Оказалось, что хитроумными организаторами многообещающей затеи это предусмотрено и продумано. Такому замечательному рисовальщику как Горев достаточно, небось, пару раз взглянуть на настоящую купюру, чтобы запомнить ее тональность и размер. А увидеть такие купюры он может хоть сто раз, если постоит в часы толкучки у магазинных касс. В руках покупателей побогаче они нет-нет да и появляются.

Суслик замялся было, но его взяли на «слабо». Кроме того, художника уверили, что он ничем не рискует, всю черную работу по сбыту и размену поддельных денег ребята берут на себя. А понимает ли он, какая жизнь начнется у предприимчивой троицы, если он освоит самое доходное изо всех ремесел в мире — производство денег? Не будет ничего на свете, что было бы недоступно для людей с неограниченной покупательной способностью. Даже щегольские кепки «шестиклинки» и велосипед! На каждого — свой!

Нельзя сказать, что Горев принял это предложение с воодушевлением. Вечно занятый либо рисованием, либо обдумыванием новых сюжетов, он как-то равнодушно отнёсся к обещанным благам. Не было у него особой охоты ни учиться ездить на велосипеде, ни щеголять в новой кепке. А вот нарисовать тонким пером на прямоугольнике тонкой плотной бумаги сеятеля и остальную часть рисунка дензнака, да так, чтобы его приняли за настоящий, было интересно. Что касается этической стороны предприятия, то мальчишкам оно представлялось не более чем еще одним эпизодом в их постоянной войне с запретами и ограничениями взрослых. Поэтому, когда один из компаньонов сдавал первую нарисованную Горевым фальшивку в кассе большого магазина, тот, стоя в отдалении с другим членом компании, волновался не столько как жулик, опасающийся за исход операции, сколько как молодой мастер, ожидающий компетентной оценки своей первой работы. Оценка оказалась неважной. Предъявившего нарисованную купюру паренька схватили тут же. Остальных двоих членов шайки — на другой день. Вера юнцов в свою способность противостоять нажиму при допросах была такой же наивной, как и их подделка.

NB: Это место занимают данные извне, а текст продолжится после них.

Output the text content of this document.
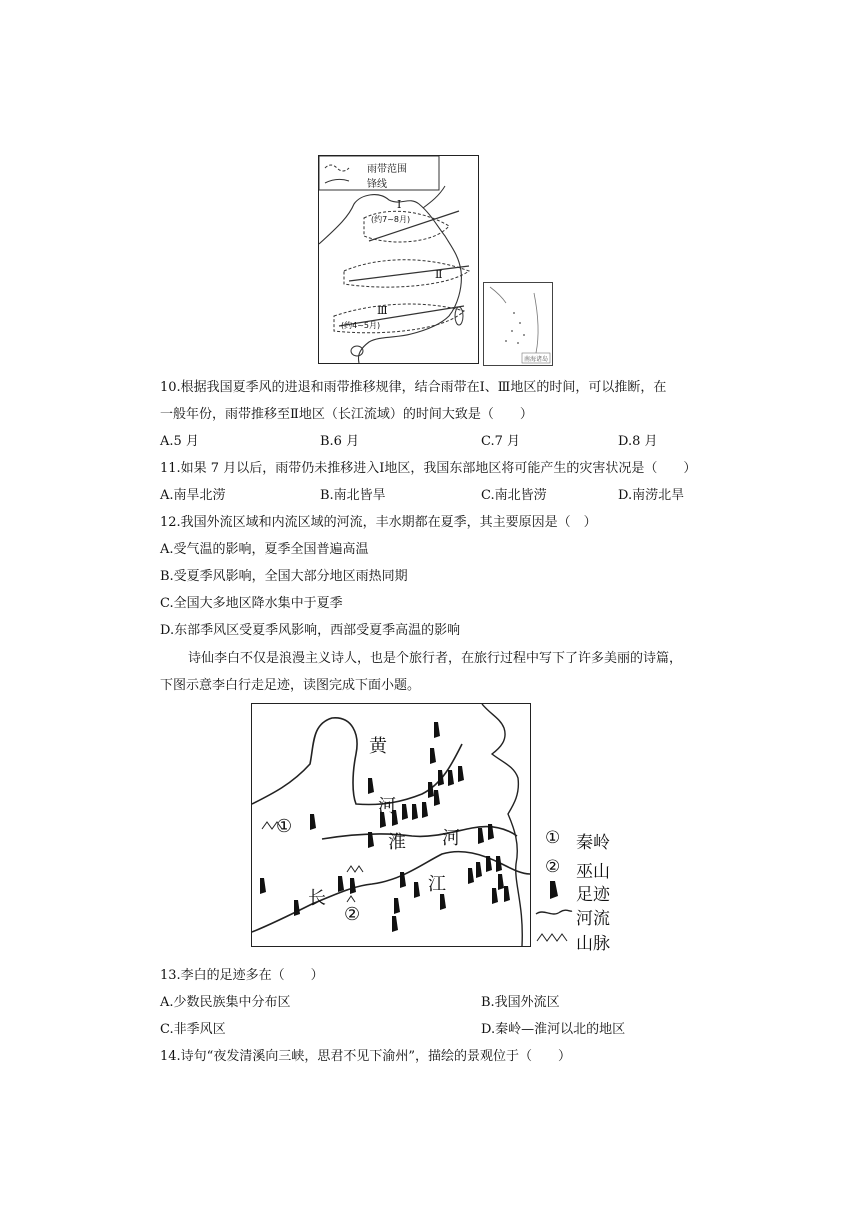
雨带范围
锋线
Ⅰ
(约7~8月)
Ⅱ
Ⅲ
(约4~5月)
南海诸岛
10.根据我国夏季风的进退和雨带推移规律，结合雨带在Ⅰ、Ⅲ地区的时间，可以推断，在
一般年份，雨带推移至Ⅱ地区（长江流域）的时间大致是（　　）
A.5 月	B.6 月	C.7 月	D.8 月
11.如果 7 月以后，雨带仍未推移进入Ⅰ地区，我国东部地区将可能产生的灾害状况是（　　）
A.南旱北涝	B.南北皆旱	C.南北皆涝	D.南涝北旱
12.我国外流区域和内流区域的河流，丰水期都在夏季，其主要原因是（　）
A.受气温的影响，夏季全国普遍高温
B.受夏季风影响，全国大部分地区雨热同期
C.全国大多地区降水集中于夏季
D.东部季风区受夏季风影响，西部受夏季高温的影响
诗仙李白不仅是浪漫主义诗人，也是个旅行者，在旅行过程中写下了许多美丽的诗篇，
下图示意李白行走足迹，读图完成下面小题。
黄
河
淮 河
长
江
①
②
① 秦岭
② 巫山
足迹
河流
山脉
13.李白的足迹多在（　　）
A.少数民族集中分布区	B.我国外流区
C.非季风区	D.秦岭—淮河以北的地区
14.诗句“夜发清溪向三峡，思君不见下渝州”，描绘的景观位于（　　）
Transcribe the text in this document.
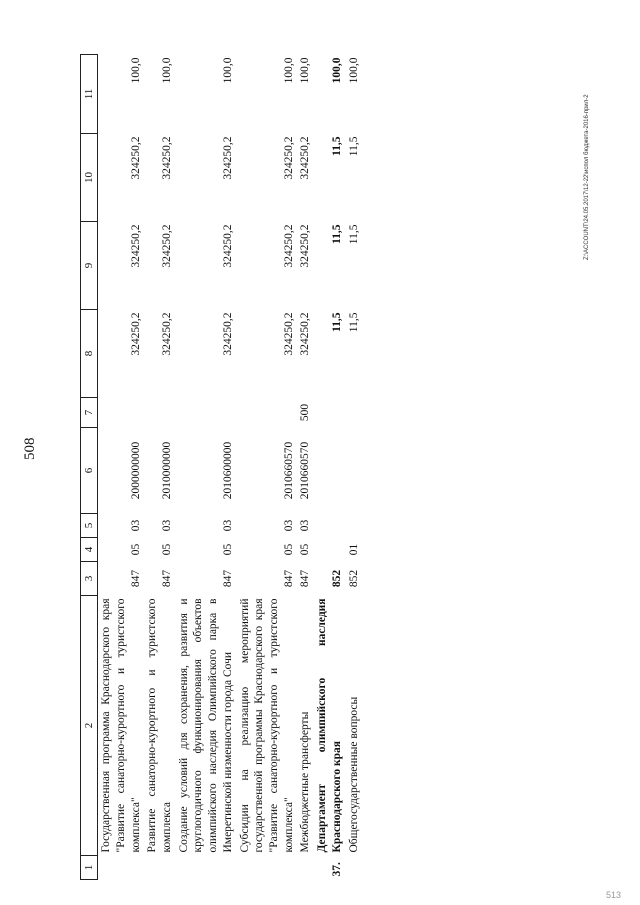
508
1	2	3	4	5	6	7	8	9	10	11
	Государственная программа Краснодарского края "Развитие санаторно-курортного и туристского комплекса"	847	05	03	2000000000		324250,2	324250,2	324250,2	100,0
	Развитие санаторно-курортного и туристского комплекса	847	05	03	2010000000		324250,2	324250,2	324250,2	100,0
	Создание условий для сохранения, развития и круглогодичного функционирования объектов олимпийского наследия Олимпийского парка в Имеретинской низменности города Сочи	847	05	03	2010600000		324250,2	324250,2	324250,2	100,0
	Субсидии на реализацию мероприятий государственной программы Краснодарского края "Развитие санаторно-курортного и туристского комплекса"	847	05	03	2010660570		324250,2	324250,2	324250,2	100,0
	Межбюджетные трансферты	847	05	03	2010660570	500	324250,2	324250,2	324250,2	100,0
37.	Департамент олимпийского наследия Краснодарского края	852					11,5	11,5	11,5	100,0
	Общегосударственные вопросы	852	01				11,5	11,5	11,5	100,0
Z:\ACCOUNT\24.05.2017\12-22\испол бюджета-2016-прил-2
513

На беду доморощенных фальшивомонетчиков, только что был издан указ, уравнивающий уголовную ответственность подростков, начиная с двенадцатилетнего возраста, с ответственностью взрослых. Гореву же было уже почти четырнадцать, а самому старшему из членов компании и все пятнадцать. Кроме того, новизна правительственного постановления обязывала суд к особой суровости. Судьи должны были показать, что они правильно поняли внутренний смысл этого законодательного акта государства пролетарской диктатуры. Он заключался в полном отрешении от мягкотелого гуманизма буржуазной юриспруденции. Никаких скидок преступникам даже на их возрастную незрелость и отсутствие жизненного опыта. Особенно в случаях, когда дело идет о нарушении одного из основных прерогатив государства. За попытку изготовления поддельных червонцев — по червонцу срока каждому из участников преступной шайки! Правда, до наступления совершеннолетия их предписывалось содержать в колонии для малолетних преступников при городской тюрьме.

Начавшая было покидать Горева психическая депрессивность вернулась к нему снова. Причин для этого было достаточно. Было тут, наверно, и сознание нравственной неправомерности совершенной над ним судебной расправы, и горечь потери возможности обучаться любимому делу, и утрата мечты стать когда-нибудь великим художником.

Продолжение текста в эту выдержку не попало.